The first stop in the journey from sample to sequence is a genetics laboratory such as the Vertebrate Genome Lab, at the Rockefeller University, on the eastern shore of Manhattan. On a drizzly day last May, I visited the V.G.L. to see how scientists turn a bit of animal tissue into a string of billions of letters. Olivier Fedrigo, a bespectacled geneticist who was then the lab’s director, led me down a hallway decorated with photos of species that had been sequenced there: a snake, a swan, a shark. It was a kind of trophy wall on which inclusion signified not death but a kind of immortality.
Researchers extract DNA from animal tissue in a biosafety-level-two room, which requires goggles, gloves, coats, and special ventilation to protect people and samples. Nivesh Jain, a scientist who works there, told me that he minces the tissue and places it in a lysis buffer—a chemical that breaks open cells—and then uses one of two methods to get the DNA out. The first is a type of microscopic magnetic bead, which is treated with chemicals that help it stick to genetic material; magnets hold the beads and their attached DNA in place while Jain washes everything else away.

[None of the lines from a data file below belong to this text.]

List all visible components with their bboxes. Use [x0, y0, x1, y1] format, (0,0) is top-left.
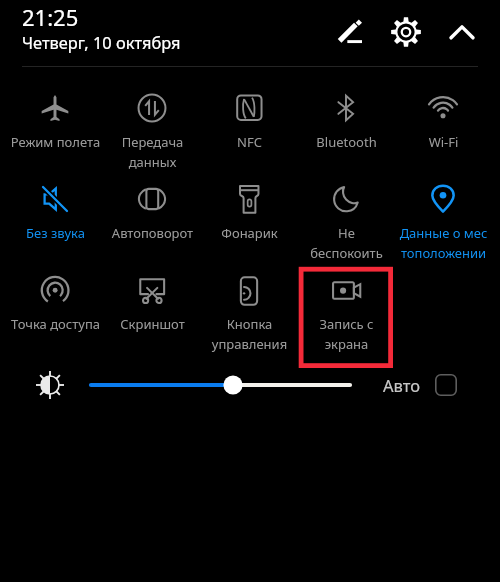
button[interactable]: Режим полета — [7, 82, 104, 169]
button[interactable]: Передача данных — [104, 82, 201, 169]
staticText: Авто — [383, 374, 420, 396]
button[interactable]: Bluetooth — [298, 82, 395, 169]
button[interactable]: Точка доступа — [7, 264, 104, 351]
button[interactable]: Скриншот — [104, 264, 201, 351]
staticText: Точка доступа — [7, 315, 104, 333]
button[interactable]: Edit quick settings — [332, 14, 368, 50]
button[interactable]: NFC — [201, 82, 298, 169]
button[interactable]: Фонарик — [201, 173, 298, 260]
button[interactable]: Collapse panel — [444, 14, 480, 50]
staticText: Автоповорот — [104, 224, 201, 242]
button[interactable]: Кнопка управления — [201, 264, 298, 351]
staticText: Bluetooth — [298, 133, 395, 151]
staticText: Четверг, 10 октября — [22, 31, 181, 53]
staticText: Без звука — [7, 224, 104, 242]
staticText: Данные о мес тоположении — [395, 224, 492, 262]
button[interactable]: Wi-Fi — [395, 82, 492, 169]
button[interactable]: Без звука — [7, 173, 104, 260]
staticText: Запись с экрана — [298, 315, 395, 353]
button[interactable]: Не беспокоить — [298, 173, 395, 260]
button[interactable]: Settings — [388, 14, 424, 50]
button[interactable]: Автоповорот — [104, 173, 201, 260]
staticText: Скриншот — [104, 315, 201, 333]
button[interactable]: Данные о мес тоположении — [395, 173, 492, 260]
staticText: Режим полета — [7, 133, 104, 151]
staticText: Wi-Fi — [395, 133, 492, 151]
button[interactable]: Запись с экрана — [298, 264, 395, 351]
staticText: Фонарик — [201, 224, 298, 242]
staticText: Передача данных — [104, 133, 201, 171]
button[interactable]: Авто — [383, 370, 457, 400]
staticText: 21:25 — [22, 2, 79, 32]
staticText: Не беспокоить — [298, 224, 395, 262]
staticText: Кнопка управления — [201, 315, 298, 353]
staticText: NFC — [201, 133, 298, 151]
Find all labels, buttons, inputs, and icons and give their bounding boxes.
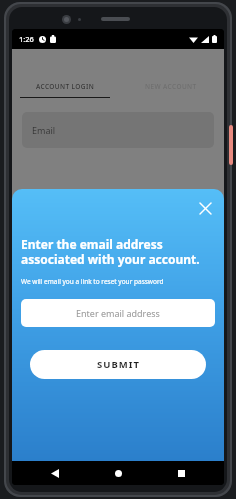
staticText: SUBMIT (97, 358, 140, 371)
staticText: ACCOUNT LOGIN (36, 82, 95, 91)
staticText: Enter the email address associated with … (21, 236, 215, 267)
button[interactable]: Enter email address (21, 299, 215, 327)
button[interactable]: Close (194, 197, 216, 219)
button[interactable]: Home (98, 461, 138, 485)
staticText: Email (32, 124, 56, 136)
button[interactable]: SUBMIT (30, 350, 206, 379)
button[interactable]: Back (35, 461, 75, 485)
staticText: We will email you a link to reset your p… (21, 277, 164, 286)
staticText: 1:26 (19, 34, 34, 44)
staticText: NEW ACCOUNT (145, 82, 197, 91)
button[interactable]: ACCOUNT LOGIN (12, 75, 118, 97)
staticText: Enter email address (76, 307, 160, 319)
button[interactable]: Recent apps (161, 461, 201, 485)
button[interactable]: Email (22, 112, 214, 148)
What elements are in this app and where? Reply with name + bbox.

The second is a glass wafer called a Nanobind disk, which similarly sticks to DNA while Jain removes the rest of the sample. When we met, Jain was standing at a lab bench, checking the concentration of DNA in a vial. The vial would then go to another room, where Jennifer Balacco, the lab-operation lead, would pipette pieces of extracted DNA into little plastic tubes. Special enzymes attach short, recognizable pieces of DNA, called adapters, to the animal DNA, which readies them for the sequencer.
Finally, the samples travel into refrigerator-size PacBio sequencing machines, which, in this case, were labelled with nicknames from “Star Trek.” Enzymes latch onto the adapters and traverse the strands, attaching a color-coded molecule to every building block of DNA. The machine detects the colors and “reads” the sequence that they represent.

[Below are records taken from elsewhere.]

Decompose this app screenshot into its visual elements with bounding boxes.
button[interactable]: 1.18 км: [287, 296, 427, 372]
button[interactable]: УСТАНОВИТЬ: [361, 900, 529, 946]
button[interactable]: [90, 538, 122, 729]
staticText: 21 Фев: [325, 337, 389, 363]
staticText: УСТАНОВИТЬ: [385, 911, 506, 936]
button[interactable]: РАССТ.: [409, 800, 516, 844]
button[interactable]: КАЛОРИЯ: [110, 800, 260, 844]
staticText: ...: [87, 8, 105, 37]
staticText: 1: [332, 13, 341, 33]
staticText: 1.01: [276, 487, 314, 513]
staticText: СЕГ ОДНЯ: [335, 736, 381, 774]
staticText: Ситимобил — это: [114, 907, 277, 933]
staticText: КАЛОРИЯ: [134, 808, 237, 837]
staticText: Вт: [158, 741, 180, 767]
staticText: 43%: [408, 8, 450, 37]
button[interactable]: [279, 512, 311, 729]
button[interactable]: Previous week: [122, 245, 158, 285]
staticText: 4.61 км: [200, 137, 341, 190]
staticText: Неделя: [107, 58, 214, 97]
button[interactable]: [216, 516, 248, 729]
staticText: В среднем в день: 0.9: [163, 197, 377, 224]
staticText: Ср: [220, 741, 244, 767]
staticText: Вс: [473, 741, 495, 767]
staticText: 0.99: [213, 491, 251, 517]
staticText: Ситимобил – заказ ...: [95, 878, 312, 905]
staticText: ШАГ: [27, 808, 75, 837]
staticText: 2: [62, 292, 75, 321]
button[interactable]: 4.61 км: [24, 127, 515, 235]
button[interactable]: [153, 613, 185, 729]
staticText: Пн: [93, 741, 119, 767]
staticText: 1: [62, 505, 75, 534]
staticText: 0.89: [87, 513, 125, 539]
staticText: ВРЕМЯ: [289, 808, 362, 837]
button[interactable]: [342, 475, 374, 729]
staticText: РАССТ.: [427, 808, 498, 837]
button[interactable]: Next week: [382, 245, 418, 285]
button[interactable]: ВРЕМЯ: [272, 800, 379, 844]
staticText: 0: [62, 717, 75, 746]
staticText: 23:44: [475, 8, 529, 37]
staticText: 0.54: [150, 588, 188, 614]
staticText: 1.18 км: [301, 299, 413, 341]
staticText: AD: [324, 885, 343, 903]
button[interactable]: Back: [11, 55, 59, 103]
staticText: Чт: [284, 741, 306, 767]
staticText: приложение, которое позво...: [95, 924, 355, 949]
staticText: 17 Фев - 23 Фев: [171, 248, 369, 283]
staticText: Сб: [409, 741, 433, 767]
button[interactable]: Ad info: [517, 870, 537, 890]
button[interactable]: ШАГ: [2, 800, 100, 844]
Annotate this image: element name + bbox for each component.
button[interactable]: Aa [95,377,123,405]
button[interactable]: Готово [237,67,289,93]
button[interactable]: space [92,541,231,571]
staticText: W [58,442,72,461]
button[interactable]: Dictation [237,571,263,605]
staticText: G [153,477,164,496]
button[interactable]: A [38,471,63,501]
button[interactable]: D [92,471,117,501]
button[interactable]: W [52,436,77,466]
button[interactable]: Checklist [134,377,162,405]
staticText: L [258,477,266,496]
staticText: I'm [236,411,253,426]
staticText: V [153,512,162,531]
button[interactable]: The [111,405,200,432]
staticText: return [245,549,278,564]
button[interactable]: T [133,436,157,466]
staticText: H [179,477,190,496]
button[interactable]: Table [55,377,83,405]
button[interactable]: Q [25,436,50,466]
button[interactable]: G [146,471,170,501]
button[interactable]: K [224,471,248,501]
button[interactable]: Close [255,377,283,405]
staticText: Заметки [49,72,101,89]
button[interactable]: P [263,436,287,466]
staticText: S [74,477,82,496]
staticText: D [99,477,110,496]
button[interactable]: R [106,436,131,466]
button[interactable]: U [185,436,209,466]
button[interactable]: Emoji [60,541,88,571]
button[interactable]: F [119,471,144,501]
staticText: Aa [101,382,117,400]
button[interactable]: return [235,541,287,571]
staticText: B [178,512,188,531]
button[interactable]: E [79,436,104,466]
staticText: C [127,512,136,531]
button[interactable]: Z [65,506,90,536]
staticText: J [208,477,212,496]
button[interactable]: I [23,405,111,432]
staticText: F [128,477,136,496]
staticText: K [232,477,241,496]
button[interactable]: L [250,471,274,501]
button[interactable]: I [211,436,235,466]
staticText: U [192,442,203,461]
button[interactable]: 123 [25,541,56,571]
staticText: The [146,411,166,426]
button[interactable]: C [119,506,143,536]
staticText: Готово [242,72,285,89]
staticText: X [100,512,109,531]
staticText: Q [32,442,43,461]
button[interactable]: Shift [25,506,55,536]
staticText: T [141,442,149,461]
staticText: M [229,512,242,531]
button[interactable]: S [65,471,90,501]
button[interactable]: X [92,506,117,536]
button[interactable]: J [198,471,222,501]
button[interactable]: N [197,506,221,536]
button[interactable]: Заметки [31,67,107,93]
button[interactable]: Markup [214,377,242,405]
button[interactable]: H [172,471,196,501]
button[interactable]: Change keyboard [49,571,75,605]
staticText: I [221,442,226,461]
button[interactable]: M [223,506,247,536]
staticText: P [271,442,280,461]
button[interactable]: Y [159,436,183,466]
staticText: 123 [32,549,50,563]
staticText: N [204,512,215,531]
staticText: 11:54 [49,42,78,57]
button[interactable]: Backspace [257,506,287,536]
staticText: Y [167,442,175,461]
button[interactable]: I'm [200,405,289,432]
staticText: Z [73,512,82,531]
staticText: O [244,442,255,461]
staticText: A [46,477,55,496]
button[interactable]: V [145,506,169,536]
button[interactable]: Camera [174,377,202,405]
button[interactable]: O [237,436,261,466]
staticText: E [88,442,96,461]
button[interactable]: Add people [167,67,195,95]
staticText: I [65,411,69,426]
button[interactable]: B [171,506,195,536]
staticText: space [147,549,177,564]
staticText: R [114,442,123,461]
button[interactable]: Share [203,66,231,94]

It’s not enough to sequence DNA in pieces: scientists must figure out how each fragment connects to make a genome. Genomes tend to be bundled up in complicated shapes. A technique called Hi-C mapping “helps you to sort out the puzzle pieces,” Fedrigo told me. The resulting map of folded DNA is crowded with colorful squiggles. At some computers down the hall from the sequencers, the maps help another team of researchers assemble sequence fragments into a full T2T genome. Nadolina Brajuka, a bioinformatician, was assembling an Asian-elephant genome. “I can physically use key and mouse controls and pick pieces of the genome up and move them around,” she said. The last step is for a “data wrangler” on the team to upload the raw-sequence data file, the final genome assembly, and background information about the sample—including where, when, and how it was collected, and a photo of the species—to a public server called GenomeArk.